Regarding the possibility of commencing a formation programme, on December 12, 1998, this actually was realised when Gulnaz Alfred joined the enquiry stage, with Patrice Orchard as Formation Director. A second enquirer, Anila Isaac, joined the programme in 2001. Gulnaz was professed in 2003 and Anila in 2004. Gulnaz eventually returned to her family in 2008. Anila lives and ministers in Melbourne.

Anila Isaac rsm (pictured in red), native of Pakistan and presently living in Melbourne, has translated the Suscipe into Urdu. This translation was prayed by the congregation gathered to celebrate 25 years of Australian Mercy mission in Pakistan.

For a few years the formation programme was quite active with several enquirers however, as the Mercy presence in Pakistan became more tenuous, it closed in 2007. In addition to Patrice, Kathy Ryan, Kaye Evans and Beverley Whitton all held responsibility for formation at different times.

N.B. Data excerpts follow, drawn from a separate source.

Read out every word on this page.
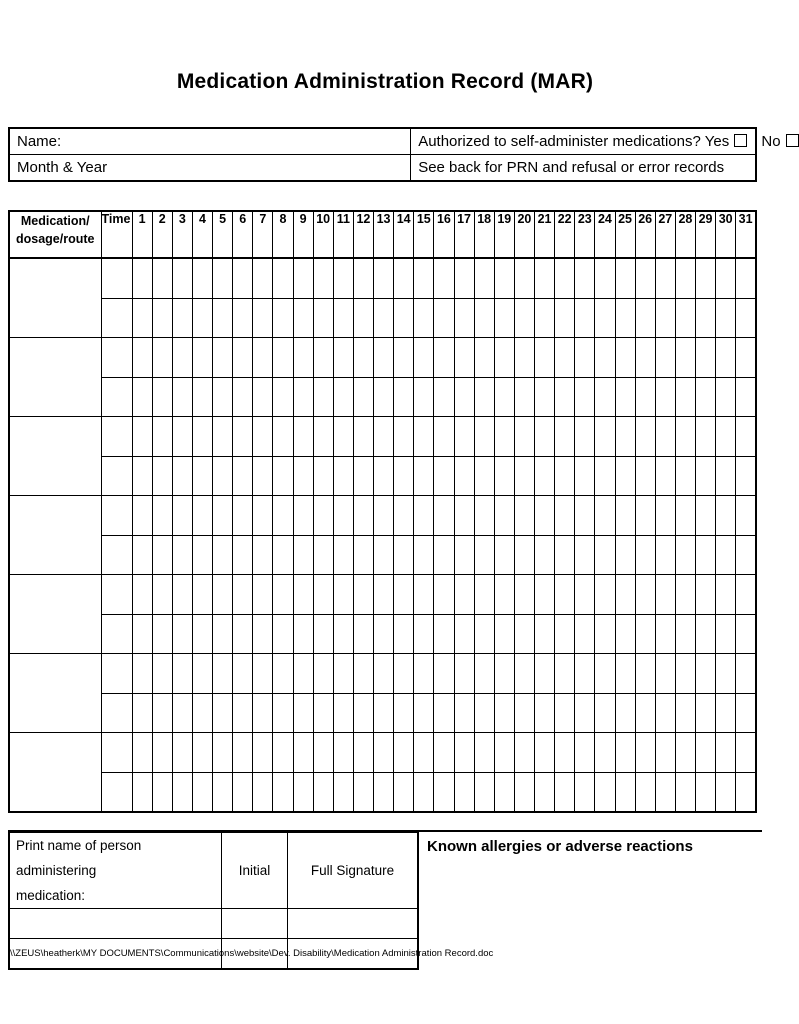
Medication Administration Record (MAR)
Name:	Authorized to self-administer medications? Yes No
Month & Year	See back for PRN and refusal or error records
Medication/
dosage/route	Time	1	2	3	4	5	6	7	8	9	10	11	12	13	14	15	16	17	18	19	20	21	22	23	24	25	26	27	28	29	30	31

Print name of person administering
medication:	Initial	Full Signature

Known allergies or adverse reactions
\\ZEUS\heatherk\MY DOCUMENTS\Communications\website\Dev. Disability\Medication Administration Record.doc
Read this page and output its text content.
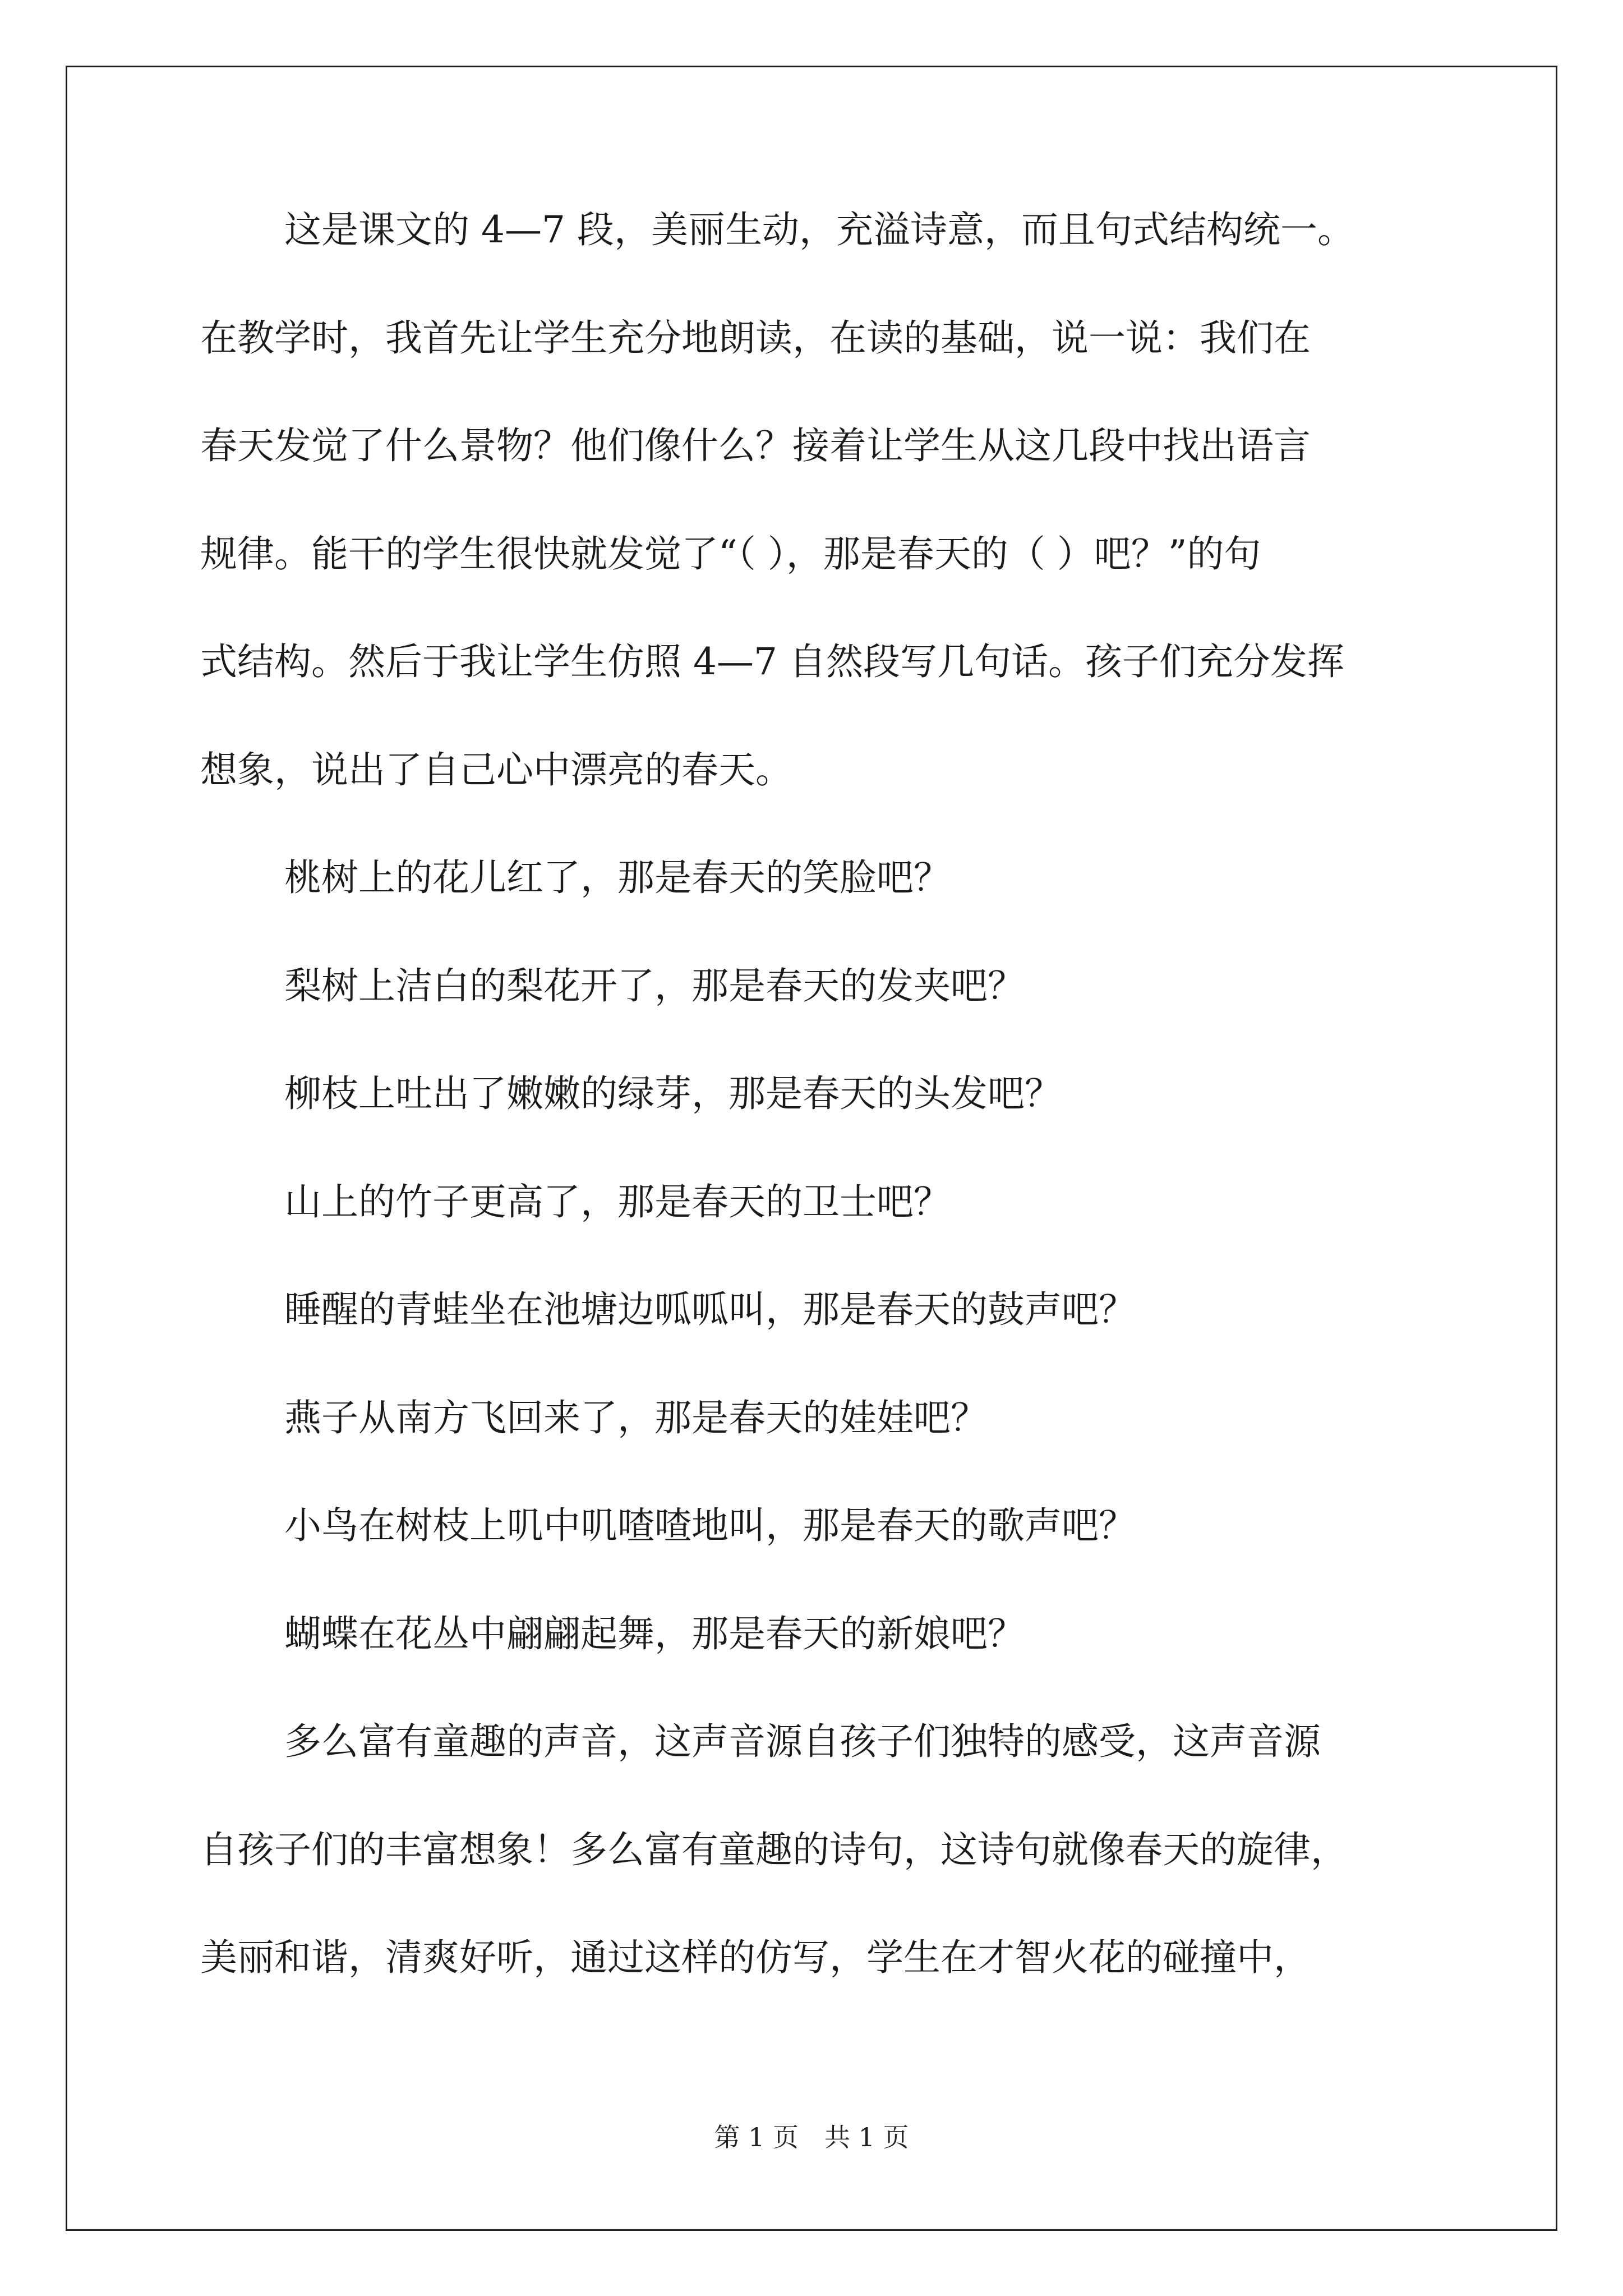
这是课文的 4—7 段，美丽生动，充溢诗意，而且句式结构统一。
在教学时，我首先让学生充分地朗读，在读的基础，说一说：我们在
春天发觉了什么景物？他们像什么？接着让学生从这几段中找出语言
规律。能干的学生很快就发觉了“（ ），那是春天的（ ）吧？”的句
式结构。然后于我让学生仿照 4—7 自然段写几句话。孩子们充分发挥
想象，说出了自己心中漂亮的春天。
桃树上的花儿红了，那是春天的笑脸吧？
梨树上洁白的梨花开了，那是春天的发夹吧？
柳枝上吐出了嫩嫩的绿芽，那是春天的头发吧？
山上的竹子更高了，那是春天的卫士吧？
睡醒的青蛙坐在池塘边呱呱叫，那是春天的鼓声吧？
燕子从南方飞回来了，那是春天的娃娃吧？
小鸟在树枝上叽中叽喳喳地叫，那是春天的歌声吧？
蝴蝶在花丛中翩翩起舞，那是春天的新娘吧？
多么富有童趣的声音，这声音源自孩子们独特的感受，这声音源
自孩子们的丰富想象！多么富有童趣的诗句，这诗句就像春天的旋律，
美丽和谐，清爽好听，通过这样的仿写，学生在才智火花的碰撞中，
第 1 页　共 1 页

Two years ago, the Institute Plenary Council of the Sisters of Mercy of Australia made a decision to begin withdrawal from Pakistan. Two Sisters of Mercy remain in Karachi, ministering at the Notre Dame Institute of Education: Margaret Madden and Ann Thompson. Sisters of Mercy worldwide continue to pray for the people of Pakistan, recognising the trauma they are experiencing as a result of the dreadful floods and continued civil unrest.